# How to Cash in An Post Savings Bond



## pudds (29 Sep 2010)

How do you cash in AnPost Savings Bond.... whats the proceedure.  Looked around  AnPost website but no guidance there.

Also can the funds be transferred electronically into a bank account.


----------



## Lightning (29 Sep 2010)

The T&C's say ...



> 18.8 Funds in Your State Savings™ Account are not available for withdrawal on demand at Post Offices (Clause 18.2)



Seems to suggest you need to go into an An Post office.


----------



## Crunchie (29 Sep 2010)

pudds said:


> How do you cash in AnPost Savings Bond.... whats the proceedure.  Looked around  AnPost website but no guidance there.
> 
> Also can the funds be transferred electronically into a bank account.



From: http://www.statesavings.ie/Downloads/SavingsBondsTermsAndConditions.pdf (Link from www.anpost.ie)

5. Savings Bonds may be repaid by making an application for repayment using the form prescribed by An Post. Such application should be made at least seven working days before repayment is required to An Post, Savings & Investment Services, Repayment Section, GPO, Dublin 1. 

You can get the repayment form in a Post Office. As I recall repayment is by either cheque or a warrant that can be cashed in a Post Office


----------



## pudds (29 Sep 2010)

Crunchie said:


> From: http://www.statesavings.ie/Downloads/SavingsBondsTermsAndConditions.pdf (Link from www.anpost.ie)
> 
> 5. Savings Bonds may be repaid by making an application for repayment using the form prescribed by An Post. Such application should be made at least seven working days before repayment is required to An Post, Savings & Investment Services, Repayment Section, GPO, Dublin 1.
> 
> You can get the repayment form in a Post Office. As I recall repayment is by either cheque or a warrant that can be cashed in a Post Office



thanks for that Crunchie  I kept going round in circles between the anPost and statesavings site and couldn't pin it down.

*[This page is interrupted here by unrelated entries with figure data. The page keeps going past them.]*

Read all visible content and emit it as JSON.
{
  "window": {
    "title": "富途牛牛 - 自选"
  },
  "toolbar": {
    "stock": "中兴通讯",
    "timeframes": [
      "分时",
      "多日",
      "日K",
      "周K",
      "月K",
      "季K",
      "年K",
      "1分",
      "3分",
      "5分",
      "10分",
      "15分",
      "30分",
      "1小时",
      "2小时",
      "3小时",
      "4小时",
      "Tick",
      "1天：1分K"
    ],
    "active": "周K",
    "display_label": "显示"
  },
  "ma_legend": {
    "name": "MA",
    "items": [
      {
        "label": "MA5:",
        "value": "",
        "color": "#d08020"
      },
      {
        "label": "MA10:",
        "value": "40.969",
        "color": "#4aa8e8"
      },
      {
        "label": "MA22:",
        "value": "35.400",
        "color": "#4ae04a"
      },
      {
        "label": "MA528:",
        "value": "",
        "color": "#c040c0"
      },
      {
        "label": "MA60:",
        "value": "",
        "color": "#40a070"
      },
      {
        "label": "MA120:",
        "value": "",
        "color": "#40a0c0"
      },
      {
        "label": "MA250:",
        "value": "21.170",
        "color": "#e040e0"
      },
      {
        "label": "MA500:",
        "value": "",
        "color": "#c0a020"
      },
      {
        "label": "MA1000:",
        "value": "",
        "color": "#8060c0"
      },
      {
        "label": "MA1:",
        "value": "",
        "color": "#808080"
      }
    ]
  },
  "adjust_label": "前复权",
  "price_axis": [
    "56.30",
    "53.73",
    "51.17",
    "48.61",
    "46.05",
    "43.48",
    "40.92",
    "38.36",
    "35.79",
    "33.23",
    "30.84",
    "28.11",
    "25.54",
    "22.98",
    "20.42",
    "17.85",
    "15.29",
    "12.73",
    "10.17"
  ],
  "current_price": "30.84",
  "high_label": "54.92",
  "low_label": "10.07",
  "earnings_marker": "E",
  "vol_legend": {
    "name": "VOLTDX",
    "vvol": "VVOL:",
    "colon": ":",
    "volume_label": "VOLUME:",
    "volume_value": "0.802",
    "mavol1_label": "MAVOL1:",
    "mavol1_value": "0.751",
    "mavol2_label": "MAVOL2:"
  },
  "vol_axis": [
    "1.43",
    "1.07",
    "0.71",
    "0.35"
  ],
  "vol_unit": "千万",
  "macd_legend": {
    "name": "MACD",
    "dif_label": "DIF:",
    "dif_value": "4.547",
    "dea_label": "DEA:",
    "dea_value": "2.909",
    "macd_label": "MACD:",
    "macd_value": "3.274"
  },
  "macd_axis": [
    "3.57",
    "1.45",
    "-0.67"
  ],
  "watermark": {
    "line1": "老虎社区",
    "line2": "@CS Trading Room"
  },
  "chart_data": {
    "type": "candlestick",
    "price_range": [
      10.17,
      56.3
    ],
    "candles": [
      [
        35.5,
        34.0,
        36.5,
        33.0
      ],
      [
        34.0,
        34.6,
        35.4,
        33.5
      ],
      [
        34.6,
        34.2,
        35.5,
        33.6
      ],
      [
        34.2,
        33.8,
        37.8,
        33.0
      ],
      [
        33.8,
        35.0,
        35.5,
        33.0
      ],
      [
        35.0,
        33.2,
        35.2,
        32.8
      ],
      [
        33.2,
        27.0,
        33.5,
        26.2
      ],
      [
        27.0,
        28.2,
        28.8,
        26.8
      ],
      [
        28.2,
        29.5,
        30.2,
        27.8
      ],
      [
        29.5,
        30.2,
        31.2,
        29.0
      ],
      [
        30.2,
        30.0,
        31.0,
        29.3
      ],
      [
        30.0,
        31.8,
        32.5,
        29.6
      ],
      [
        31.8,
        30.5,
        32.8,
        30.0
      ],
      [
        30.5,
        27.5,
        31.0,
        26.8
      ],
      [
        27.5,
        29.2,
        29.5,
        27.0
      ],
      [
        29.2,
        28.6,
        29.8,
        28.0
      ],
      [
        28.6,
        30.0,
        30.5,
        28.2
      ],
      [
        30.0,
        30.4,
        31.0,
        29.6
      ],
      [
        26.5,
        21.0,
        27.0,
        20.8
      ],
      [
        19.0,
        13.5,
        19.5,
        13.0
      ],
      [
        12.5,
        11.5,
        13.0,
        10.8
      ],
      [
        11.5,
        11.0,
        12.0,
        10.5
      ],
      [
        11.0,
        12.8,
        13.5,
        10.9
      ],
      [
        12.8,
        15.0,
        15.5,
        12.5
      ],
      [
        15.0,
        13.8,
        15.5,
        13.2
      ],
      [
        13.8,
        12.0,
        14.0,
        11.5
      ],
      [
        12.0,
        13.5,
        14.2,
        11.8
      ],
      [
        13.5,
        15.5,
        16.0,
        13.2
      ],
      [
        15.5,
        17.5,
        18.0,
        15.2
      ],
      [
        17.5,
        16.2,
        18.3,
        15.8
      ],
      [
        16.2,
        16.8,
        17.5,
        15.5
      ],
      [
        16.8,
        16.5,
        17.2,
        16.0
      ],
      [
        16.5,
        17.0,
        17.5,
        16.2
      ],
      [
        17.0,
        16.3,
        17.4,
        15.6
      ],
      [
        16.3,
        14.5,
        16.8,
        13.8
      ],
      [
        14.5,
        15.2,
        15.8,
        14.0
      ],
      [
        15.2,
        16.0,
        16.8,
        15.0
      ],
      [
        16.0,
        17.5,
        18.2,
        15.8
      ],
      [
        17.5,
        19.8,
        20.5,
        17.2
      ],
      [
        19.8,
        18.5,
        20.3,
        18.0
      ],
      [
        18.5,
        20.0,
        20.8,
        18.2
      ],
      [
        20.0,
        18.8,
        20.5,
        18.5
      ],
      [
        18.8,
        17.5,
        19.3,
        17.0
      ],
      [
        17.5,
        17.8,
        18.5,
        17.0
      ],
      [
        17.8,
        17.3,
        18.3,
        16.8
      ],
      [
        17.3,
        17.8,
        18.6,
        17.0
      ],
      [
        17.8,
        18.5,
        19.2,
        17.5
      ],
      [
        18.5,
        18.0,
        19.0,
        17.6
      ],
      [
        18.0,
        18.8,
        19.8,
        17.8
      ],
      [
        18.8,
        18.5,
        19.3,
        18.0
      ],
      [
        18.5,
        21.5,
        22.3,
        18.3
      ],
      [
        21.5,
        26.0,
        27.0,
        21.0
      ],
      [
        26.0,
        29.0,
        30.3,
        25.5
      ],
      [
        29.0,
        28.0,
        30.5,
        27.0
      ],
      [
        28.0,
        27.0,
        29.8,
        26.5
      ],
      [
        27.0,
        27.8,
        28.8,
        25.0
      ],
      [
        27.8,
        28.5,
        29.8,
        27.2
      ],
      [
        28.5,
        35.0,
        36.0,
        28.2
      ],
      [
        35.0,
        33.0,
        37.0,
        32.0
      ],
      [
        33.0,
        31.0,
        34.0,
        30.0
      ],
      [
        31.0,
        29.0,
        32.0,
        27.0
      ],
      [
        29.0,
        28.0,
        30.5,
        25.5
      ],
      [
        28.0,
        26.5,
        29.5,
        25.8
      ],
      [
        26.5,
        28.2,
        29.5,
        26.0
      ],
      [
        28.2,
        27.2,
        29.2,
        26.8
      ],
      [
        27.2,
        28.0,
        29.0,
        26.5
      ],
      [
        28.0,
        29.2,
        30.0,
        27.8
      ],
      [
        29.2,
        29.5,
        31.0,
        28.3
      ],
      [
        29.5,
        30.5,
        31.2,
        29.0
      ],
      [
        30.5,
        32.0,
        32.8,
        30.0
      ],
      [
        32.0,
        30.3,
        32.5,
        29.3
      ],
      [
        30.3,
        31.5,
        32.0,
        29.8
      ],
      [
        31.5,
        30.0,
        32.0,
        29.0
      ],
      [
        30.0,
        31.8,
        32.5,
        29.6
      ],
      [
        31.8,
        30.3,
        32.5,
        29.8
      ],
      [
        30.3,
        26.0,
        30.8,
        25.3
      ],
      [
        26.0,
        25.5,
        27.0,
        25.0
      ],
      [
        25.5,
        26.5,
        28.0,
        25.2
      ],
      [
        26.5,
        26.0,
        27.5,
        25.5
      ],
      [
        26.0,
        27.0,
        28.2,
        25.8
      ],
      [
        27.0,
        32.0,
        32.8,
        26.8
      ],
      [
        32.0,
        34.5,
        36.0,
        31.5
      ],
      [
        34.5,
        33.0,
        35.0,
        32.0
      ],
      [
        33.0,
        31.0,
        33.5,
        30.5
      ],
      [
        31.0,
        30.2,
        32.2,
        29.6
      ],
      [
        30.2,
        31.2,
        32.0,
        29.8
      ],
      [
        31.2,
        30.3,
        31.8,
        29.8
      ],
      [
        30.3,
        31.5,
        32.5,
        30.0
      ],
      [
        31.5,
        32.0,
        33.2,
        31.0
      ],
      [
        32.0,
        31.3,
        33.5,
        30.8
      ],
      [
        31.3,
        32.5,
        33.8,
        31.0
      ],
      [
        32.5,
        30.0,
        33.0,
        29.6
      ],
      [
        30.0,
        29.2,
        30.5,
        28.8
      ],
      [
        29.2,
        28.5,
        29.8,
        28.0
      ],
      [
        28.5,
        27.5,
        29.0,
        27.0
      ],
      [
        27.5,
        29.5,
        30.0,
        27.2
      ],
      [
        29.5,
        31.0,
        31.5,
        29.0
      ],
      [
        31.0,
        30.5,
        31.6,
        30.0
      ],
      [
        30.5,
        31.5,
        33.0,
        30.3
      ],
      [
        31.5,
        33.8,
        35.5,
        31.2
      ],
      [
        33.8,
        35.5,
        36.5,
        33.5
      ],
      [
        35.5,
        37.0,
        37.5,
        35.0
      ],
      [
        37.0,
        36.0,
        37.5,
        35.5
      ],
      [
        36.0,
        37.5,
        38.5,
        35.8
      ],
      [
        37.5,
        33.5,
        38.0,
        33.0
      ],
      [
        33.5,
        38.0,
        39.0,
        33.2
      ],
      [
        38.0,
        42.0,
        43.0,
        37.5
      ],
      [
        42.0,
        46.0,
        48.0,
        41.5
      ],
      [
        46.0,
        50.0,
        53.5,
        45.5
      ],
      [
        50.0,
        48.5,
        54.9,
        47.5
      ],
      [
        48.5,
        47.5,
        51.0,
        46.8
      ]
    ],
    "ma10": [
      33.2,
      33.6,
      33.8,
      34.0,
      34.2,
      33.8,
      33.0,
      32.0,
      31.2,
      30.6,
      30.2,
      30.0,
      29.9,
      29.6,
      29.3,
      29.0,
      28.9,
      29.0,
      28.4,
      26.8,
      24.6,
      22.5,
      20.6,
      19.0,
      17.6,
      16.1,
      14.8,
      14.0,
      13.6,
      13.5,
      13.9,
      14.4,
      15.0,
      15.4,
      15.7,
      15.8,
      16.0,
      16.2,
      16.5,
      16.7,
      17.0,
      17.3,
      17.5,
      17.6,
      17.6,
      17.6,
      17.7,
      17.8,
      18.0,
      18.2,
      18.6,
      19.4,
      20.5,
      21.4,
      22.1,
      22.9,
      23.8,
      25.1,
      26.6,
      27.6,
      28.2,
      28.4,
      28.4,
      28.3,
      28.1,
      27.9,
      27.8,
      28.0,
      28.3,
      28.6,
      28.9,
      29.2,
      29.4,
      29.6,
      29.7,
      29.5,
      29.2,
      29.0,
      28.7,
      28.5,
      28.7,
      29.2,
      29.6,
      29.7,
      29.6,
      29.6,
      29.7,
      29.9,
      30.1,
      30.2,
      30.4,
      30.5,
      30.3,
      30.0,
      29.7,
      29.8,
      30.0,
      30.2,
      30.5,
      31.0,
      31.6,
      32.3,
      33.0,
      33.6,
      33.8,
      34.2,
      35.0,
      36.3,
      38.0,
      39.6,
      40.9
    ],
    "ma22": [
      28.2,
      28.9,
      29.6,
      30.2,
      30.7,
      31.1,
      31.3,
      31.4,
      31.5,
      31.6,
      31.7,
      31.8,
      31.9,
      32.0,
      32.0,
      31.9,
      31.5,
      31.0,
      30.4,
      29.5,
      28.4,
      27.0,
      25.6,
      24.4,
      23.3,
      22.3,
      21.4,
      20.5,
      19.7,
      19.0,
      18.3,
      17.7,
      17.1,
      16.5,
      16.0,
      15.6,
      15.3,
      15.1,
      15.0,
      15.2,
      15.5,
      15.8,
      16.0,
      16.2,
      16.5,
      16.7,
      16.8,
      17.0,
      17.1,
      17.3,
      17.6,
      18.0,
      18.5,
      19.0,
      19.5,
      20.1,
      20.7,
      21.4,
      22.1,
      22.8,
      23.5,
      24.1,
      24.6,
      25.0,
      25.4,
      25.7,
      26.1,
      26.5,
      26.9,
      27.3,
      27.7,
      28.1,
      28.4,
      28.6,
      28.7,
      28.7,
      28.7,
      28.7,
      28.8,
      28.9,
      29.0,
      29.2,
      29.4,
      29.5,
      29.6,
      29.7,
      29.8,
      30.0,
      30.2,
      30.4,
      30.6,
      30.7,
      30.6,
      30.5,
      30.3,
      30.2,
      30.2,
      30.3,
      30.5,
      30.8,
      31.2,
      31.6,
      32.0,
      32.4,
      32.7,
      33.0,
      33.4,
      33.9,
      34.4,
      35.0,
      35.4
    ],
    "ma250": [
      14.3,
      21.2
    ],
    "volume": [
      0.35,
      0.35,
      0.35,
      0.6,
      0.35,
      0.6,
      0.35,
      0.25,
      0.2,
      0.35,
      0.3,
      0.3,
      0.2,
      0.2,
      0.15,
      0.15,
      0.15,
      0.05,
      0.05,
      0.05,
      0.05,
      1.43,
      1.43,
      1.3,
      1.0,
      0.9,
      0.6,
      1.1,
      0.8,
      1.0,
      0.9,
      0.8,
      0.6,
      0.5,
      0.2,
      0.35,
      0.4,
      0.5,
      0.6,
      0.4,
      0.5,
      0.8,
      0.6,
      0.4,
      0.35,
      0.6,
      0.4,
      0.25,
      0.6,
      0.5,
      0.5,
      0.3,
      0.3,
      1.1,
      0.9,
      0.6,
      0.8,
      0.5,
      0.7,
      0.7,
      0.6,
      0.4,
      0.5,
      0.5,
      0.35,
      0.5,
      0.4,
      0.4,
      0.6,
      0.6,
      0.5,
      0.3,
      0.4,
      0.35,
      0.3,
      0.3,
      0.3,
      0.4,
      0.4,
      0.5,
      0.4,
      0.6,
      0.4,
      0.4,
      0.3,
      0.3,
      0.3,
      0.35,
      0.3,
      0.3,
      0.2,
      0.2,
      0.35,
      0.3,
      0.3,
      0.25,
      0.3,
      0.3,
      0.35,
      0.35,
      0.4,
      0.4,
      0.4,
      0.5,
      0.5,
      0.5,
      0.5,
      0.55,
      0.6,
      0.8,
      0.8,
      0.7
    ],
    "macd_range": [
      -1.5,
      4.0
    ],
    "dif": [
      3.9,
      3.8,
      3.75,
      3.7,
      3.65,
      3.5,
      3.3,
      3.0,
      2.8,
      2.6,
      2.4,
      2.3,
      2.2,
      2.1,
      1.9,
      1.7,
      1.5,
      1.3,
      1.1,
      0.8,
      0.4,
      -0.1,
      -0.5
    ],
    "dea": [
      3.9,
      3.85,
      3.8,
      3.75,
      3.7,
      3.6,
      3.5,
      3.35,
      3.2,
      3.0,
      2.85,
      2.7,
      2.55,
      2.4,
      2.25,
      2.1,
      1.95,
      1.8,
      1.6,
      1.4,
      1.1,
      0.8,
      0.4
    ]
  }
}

Shame these forms are not available to download on line..roll on the smart economy


----------



## oldtimer (29 Sep 2010)

If you are cashing saving bonds, to maximise your interest, watch their anniversary date of purchase. Interest is not added on a daily basis, it is added annually on the anniversary date. Therefore, if the anniversary date is anytime soon it would be better to wait.


----------